Symptoms of Vitamin D Deficiency
A blood test is used to determine your vitamin D level. Tests are available for two different forms of vitamin D, but most people only need to get the less-expensive 25-hydroxyvitamin D, or 25(OH)D, test, according to Dr. Susan Ott, professor of medicine at the University of Washington. An optimal level of circulating 25-hydroxyvitamin D is 20 to 50 nano grams per milliliter; 8 to 20 nano grams per milliliter is insufficient, while a number lower than 8 nano grams per milliliter is considered deficient.

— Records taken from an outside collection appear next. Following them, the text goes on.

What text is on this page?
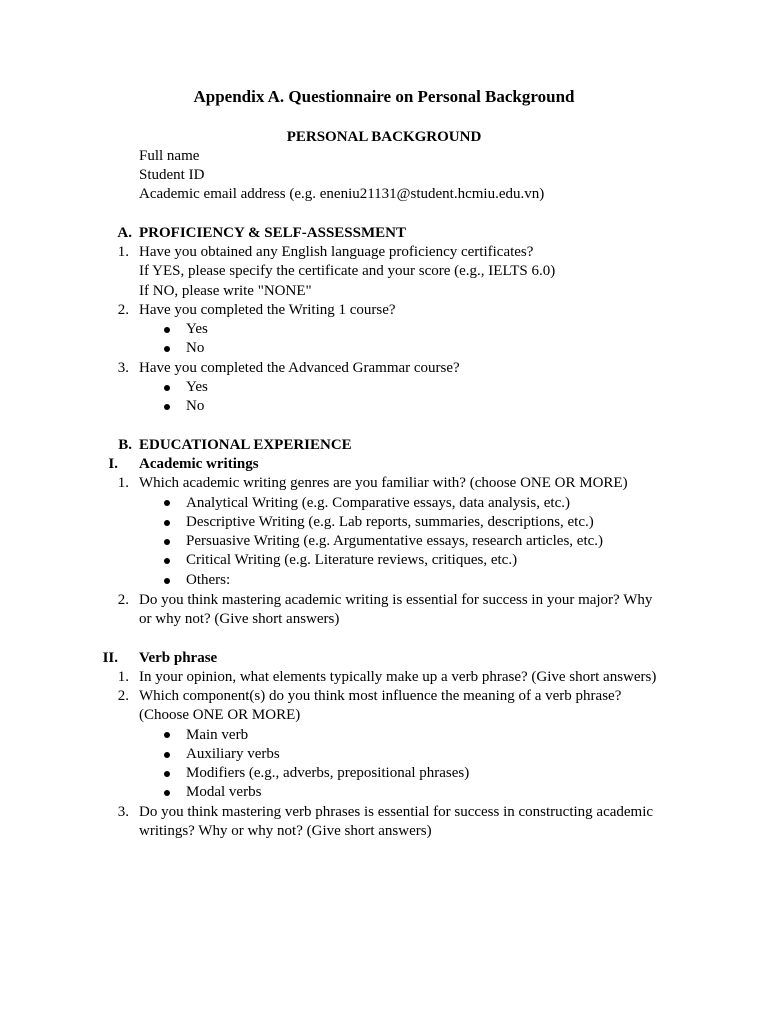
Appendix A. Questionnaire on Personal Background
PERSONAL BACKGROUND
Full name
Student ID
Academic email address (e.g. eneniu21131@student.hcmiu.edu.vn)
A. PROFICIENCY & SELF-ASSESSMENT
1. Have you obtained any English language proficiency certificates?
If YES, please specify the certificate and your score (e.g., IELTS 6.0)
If NO, please write "NONE"
2. Have you completed the Writing 1 course?
Yes
No
3. Have you completed the Advanced Grammar course?
Yes
No
B. EDUCATIONAL EXPERIENCE
I. Academic writings
1. Which academic writing genres are you familiar with? (choose ONE OR MORE)
Analytical Writing (e.g. Comparative essays, data analysis, etc.)
Descriptive Writing (e.g. Lab reports, summaries, descriptions, etc.)
Persuasive Writing (e.g. Argumentative essays, research articles, etc.)
Critical Writing (e.g. Literature reviews, critiques, etc.)
Others:
2. Do you think mastering academic writing is essential for success in your major? Why
or why not? (Give short answers)
II. Verb phrase
1. In your opinion, what elements typically make up a verb phrase? (Give short answers)
2. Which component(s) do you think most influence the meaning of a verb phrase?
(Choose ONE OR MORE)
Main verb
Auxiliary verbs
Modifiers (e.g., adverbs, prepositional phrases)
Modal verbs
3. Do you think mastering verb phrases is essential for success in constructing academic
writings? Why or why not? (Give short answers)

Your bones can become brittle or soft if you’re deficient in vitamin D over a period of time. People who have only a mild deficiency might have muscle pain and weakness. As the deficiency worsens and your calcium levels deteriorate, you might also experience numbness or neuromuscular pain, muscle cramps, spasms in your throat muscles and even seizures. If you have such symptoms, your doctor might prescribe larger doses of supplemental vitamin D.
Vitamin D Toxicity
It is also possible to take too much vitamin D. The ODS reports tolerable upper intake levels of 4,000 International Units for both males and females over the age of 9, with toxic levels at 10,000 to 40,000 International Units per day, or 200 to 240 nano grams per milliliter of vitamin D in your bloodstream. Anorexia, weight loss, excessive urination and heart arrhythmias have all been reported in people with vitamin D toxicity. The biggest concern, though, is that chronically elevated levels of vitamin D might cause you to have more calcium in your bloodstream, which can lead to kidney stones or damage to your heart or kidneys due to calcification of your blood vessels and tissues.